LIFE | Suffering from Perfectionism


LED Installation - Yee Wong
Nails - Madeline Poole
PlaqueBasim Magdy
Editorials - Marlen Keller S/S12 and Maud Welzen in Zoo Magazine S/S12
Bed - Unknown
I don't really talk about my personal state much online. I tend to keep myself to myself, which is unusual as I am quite an extrovert. But recently I've come to question myself. Maybe I have a different persona online.

I have been lucky to experience many things in my life including a variety of sports. And yes, I can picture that baffled look on your face.

I am a sportswoman, I have been shaped into the person I am now by the activities I take part in. From horse-riding to golf and from gymnastics to 400m hurdles. You name it, there's a 95% chance I've done it.
Although sport plays a huge part in my life many of you readers would not realise this.

"How is it possible that you can be indulging yourself in sport & fashion simultaneously" you ask? I don't have an answer. I've had a very good upbringing, born into an extremely open-minded family, and keeping the perfect balance of education, sports and my online networking with fashion and culture has been tough.

There are some days where my perfectionism and "OCD" ways get in the way of my life and I crumble. Take today for example, I was extremely close to closing down every online account I owned, including this one. This all spurred from reading Tavi's blog after a long time and seeing others being successful with their blogs got me down. According to my family I am too hard on myself. I'm also told continuously that I can't be a "Jack of all trades" - but what if I can!

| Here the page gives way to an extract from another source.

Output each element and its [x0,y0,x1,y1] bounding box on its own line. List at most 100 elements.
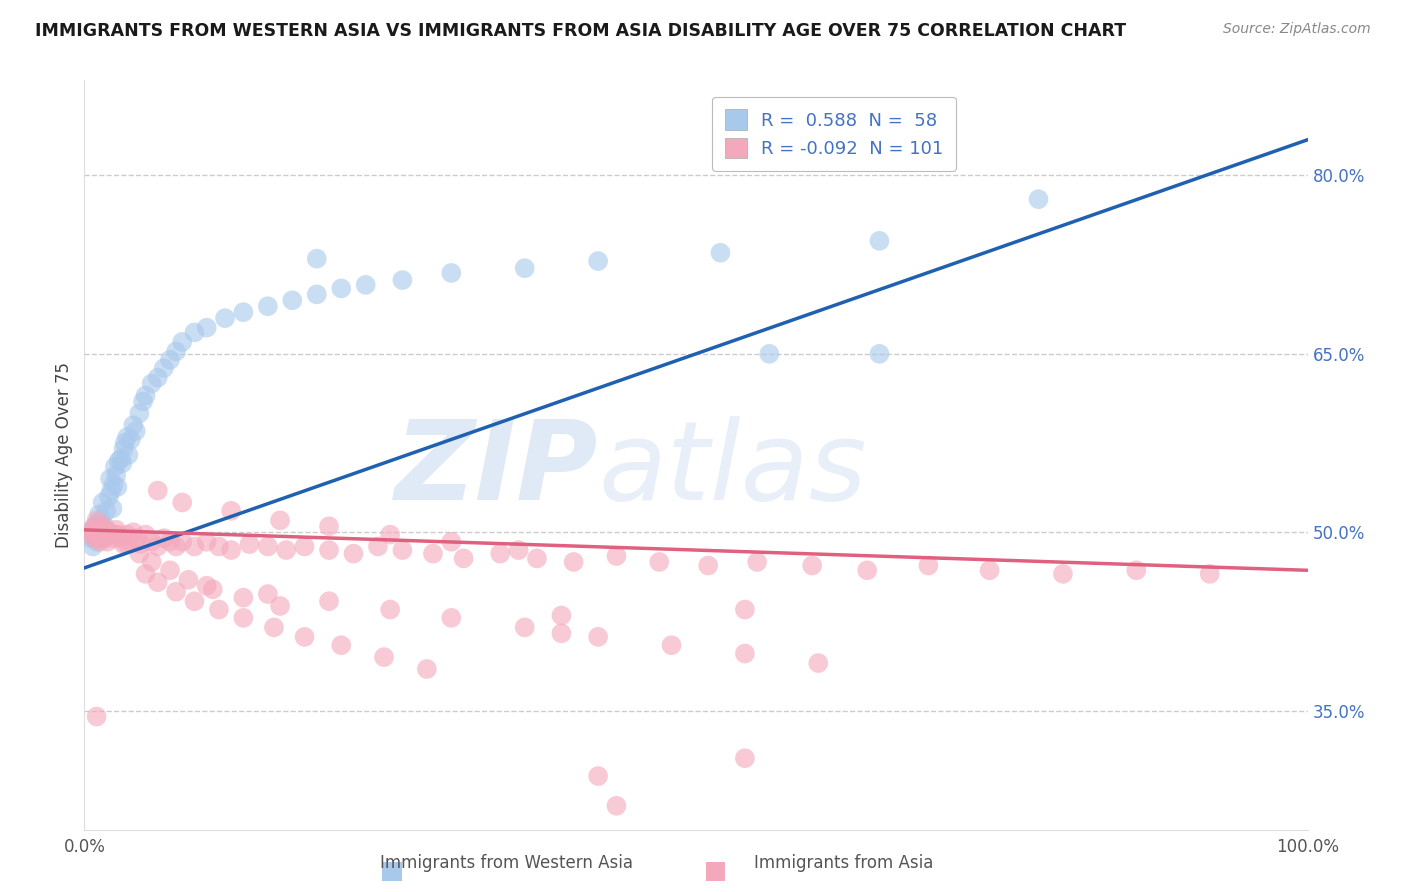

My career path is set in plasticine, I can mould it to fit any situation. But the basis is that I finish college, take up a foundation course in Art & Design, move to London, get an internship or, even better, a job. Then from there I will decide my next course in life. Do I take a course in "Fashion Sportswear" at LCF? Do I work my way up the ranks in a business or design company? Do I set up my own label?  Do I train for the next Olympics? I want the possibilities to be endless.